Seules les gratifications dépendant de facteurs subjectifs et discrétionnaires n'ont pas à être prises en compte. Encore faut-il que la décision de l'employeur de ne pas les verser ne soit pas motivée par la prise d'heures de délégation.

Exemple :
Lorsqu'une convention collective oblige l'employeur à verser une prime de repas, cette prime est due au salarié investi d'un mandat de délégué syndical, même pour la journée où il n'a pas occupé son poste de travail car il était en heures de délégation. Cette prime a pour objet d'indemniser forfaitairement les salariés mobiles qui, du fait de leurs déplacements, doivent faire face à des dépenses supplémentaires. Elle constitue un élément de salaire et doit être prise en compte pour le paiement des heures de délégation.
 
L'employeur doit maintenir dans le salaire de l'élu une prime de douche, même si les contraintes justifiant son octroi disparaissent pendant les heures de délégation.
 

Lorsqu'un représentant du personnel est payé en tout ou partie par des commissions, la somme qui lui est allouée pendant une période où, du fait de ses fonctions, il ne peut pas travailler, doit être calculée d'après son salaire réel et être au moins égale au SMIC. C'est ce qu'a déclaré la Cour de cassation (Cass. soc., 9 janvier 2013, n° 11-26.418) considérant comme non avenue la disposition d'un accord national de branche qui aménageait la rémunération du crédit d'heures en prévoyant que le salarié, représentant du personnel, d'ordinaire rémunéré à la commission « perçoit une indemnité forfaitaire de 106 euros par mois pour sa fonction de représentant syndical ».
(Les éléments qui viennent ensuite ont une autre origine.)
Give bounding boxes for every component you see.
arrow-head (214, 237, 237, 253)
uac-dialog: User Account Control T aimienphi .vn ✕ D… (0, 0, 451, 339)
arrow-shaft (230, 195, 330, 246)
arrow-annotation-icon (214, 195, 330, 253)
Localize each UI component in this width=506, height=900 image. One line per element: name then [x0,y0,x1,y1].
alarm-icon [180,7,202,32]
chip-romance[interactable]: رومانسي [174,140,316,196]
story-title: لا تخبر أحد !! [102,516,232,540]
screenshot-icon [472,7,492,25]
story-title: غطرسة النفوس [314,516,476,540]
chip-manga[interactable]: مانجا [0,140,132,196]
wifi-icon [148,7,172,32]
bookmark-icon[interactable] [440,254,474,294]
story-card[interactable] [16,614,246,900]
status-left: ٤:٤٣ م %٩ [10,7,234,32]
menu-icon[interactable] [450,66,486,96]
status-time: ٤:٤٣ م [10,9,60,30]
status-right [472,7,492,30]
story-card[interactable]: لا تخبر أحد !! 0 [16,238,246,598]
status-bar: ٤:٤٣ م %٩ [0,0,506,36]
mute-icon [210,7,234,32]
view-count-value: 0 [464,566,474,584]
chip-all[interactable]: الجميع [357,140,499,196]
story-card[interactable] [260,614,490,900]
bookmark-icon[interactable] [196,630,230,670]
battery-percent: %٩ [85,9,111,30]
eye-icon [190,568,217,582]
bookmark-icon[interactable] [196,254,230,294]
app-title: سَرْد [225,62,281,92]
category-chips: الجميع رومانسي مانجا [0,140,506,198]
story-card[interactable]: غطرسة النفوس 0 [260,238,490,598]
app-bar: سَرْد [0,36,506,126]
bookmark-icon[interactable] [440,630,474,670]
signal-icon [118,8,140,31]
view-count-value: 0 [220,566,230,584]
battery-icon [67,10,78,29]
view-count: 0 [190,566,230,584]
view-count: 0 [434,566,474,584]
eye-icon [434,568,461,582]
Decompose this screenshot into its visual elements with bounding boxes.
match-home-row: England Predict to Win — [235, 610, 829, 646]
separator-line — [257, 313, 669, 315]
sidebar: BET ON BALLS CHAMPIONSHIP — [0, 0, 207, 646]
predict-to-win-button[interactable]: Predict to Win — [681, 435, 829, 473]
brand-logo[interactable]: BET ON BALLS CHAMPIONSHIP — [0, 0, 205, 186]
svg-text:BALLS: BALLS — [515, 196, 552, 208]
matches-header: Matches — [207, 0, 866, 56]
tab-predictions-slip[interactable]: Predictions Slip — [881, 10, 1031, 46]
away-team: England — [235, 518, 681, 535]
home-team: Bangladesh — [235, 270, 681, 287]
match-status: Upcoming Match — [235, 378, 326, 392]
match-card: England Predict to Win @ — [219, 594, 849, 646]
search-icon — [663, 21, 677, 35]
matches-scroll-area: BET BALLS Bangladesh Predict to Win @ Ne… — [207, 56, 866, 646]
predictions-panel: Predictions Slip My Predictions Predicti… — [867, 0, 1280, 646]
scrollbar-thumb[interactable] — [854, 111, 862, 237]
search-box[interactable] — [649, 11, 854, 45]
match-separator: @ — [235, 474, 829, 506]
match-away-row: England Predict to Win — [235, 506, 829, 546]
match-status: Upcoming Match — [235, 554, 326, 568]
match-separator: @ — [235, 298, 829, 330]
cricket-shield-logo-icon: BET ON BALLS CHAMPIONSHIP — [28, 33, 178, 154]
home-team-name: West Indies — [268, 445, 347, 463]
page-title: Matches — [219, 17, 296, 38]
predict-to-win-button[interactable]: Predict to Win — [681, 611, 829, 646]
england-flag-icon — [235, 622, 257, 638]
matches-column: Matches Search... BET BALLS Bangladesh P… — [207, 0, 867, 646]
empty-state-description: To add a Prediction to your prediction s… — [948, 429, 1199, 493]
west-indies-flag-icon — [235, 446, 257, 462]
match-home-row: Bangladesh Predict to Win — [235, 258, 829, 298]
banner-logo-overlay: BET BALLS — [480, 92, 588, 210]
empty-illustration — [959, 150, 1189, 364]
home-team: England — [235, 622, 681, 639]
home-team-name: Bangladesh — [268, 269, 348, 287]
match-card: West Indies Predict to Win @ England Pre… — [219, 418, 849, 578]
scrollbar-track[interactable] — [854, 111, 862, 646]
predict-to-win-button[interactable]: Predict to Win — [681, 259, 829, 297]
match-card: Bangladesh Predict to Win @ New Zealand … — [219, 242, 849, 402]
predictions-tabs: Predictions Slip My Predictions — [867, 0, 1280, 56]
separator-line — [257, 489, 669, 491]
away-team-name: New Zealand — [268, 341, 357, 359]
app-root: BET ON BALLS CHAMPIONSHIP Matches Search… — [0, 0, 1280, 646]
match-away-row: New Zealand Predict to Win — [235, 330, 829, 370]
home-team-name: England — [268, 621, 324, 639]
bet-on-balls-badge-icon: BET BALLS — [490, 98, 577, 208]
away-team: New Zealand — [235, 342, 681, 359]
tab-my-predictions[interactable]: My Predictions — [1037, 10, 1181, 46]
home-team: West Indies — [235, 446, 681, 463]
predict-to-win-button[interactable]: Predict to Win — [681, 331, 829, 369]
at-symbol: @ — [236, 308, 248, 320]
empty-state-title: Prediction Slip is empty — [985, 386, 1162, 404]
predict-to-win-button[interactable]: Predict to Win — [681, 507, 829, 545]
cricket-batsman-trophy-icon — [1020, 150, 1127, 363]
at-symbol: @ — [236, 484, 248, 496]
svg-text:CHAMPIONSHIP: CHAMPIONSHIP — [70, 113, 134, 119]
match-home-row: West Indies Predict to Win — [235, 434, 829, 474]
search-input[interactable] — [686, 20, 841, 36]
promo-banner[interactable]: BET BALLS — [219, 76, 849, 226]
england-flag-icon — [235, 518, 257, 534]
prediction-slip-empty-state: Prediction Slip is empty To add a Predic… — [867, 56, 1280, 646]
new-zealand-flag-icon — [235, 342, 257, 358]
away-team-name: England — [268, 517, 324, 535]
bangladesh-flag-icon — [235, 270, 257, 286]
Les juges ont considéré cette disposition préjudiciable car elle occasionnait une perte de salaire substantielle, cette indemnité étant inférieure à son salaire moyen.

Le principe selon lequel l'utilisation des heures de délégation ne peut entraîner aucune perte de salaire au bénéfice des représentants du personnel a été rappelé par la Cour de cassation mais une précision a été apportée : les représentants du personnel ne peuvent pas réclamer le paiement des sommes correspondant au remboursement de frais professionnels non exposés (Cass. soc., 1er juin 2016, n° 15-15.202).

Lorsque des heures de délégation sont prises en dehors du temps de travail et qu'elles ouvrent droit soit à un repos compensateur soit à un paiement, le fait pour l'employeur d'imposer systématiquement des dates de repos compensateur malgré l'opposition des salariés est constitutif d'un délit d'entrave.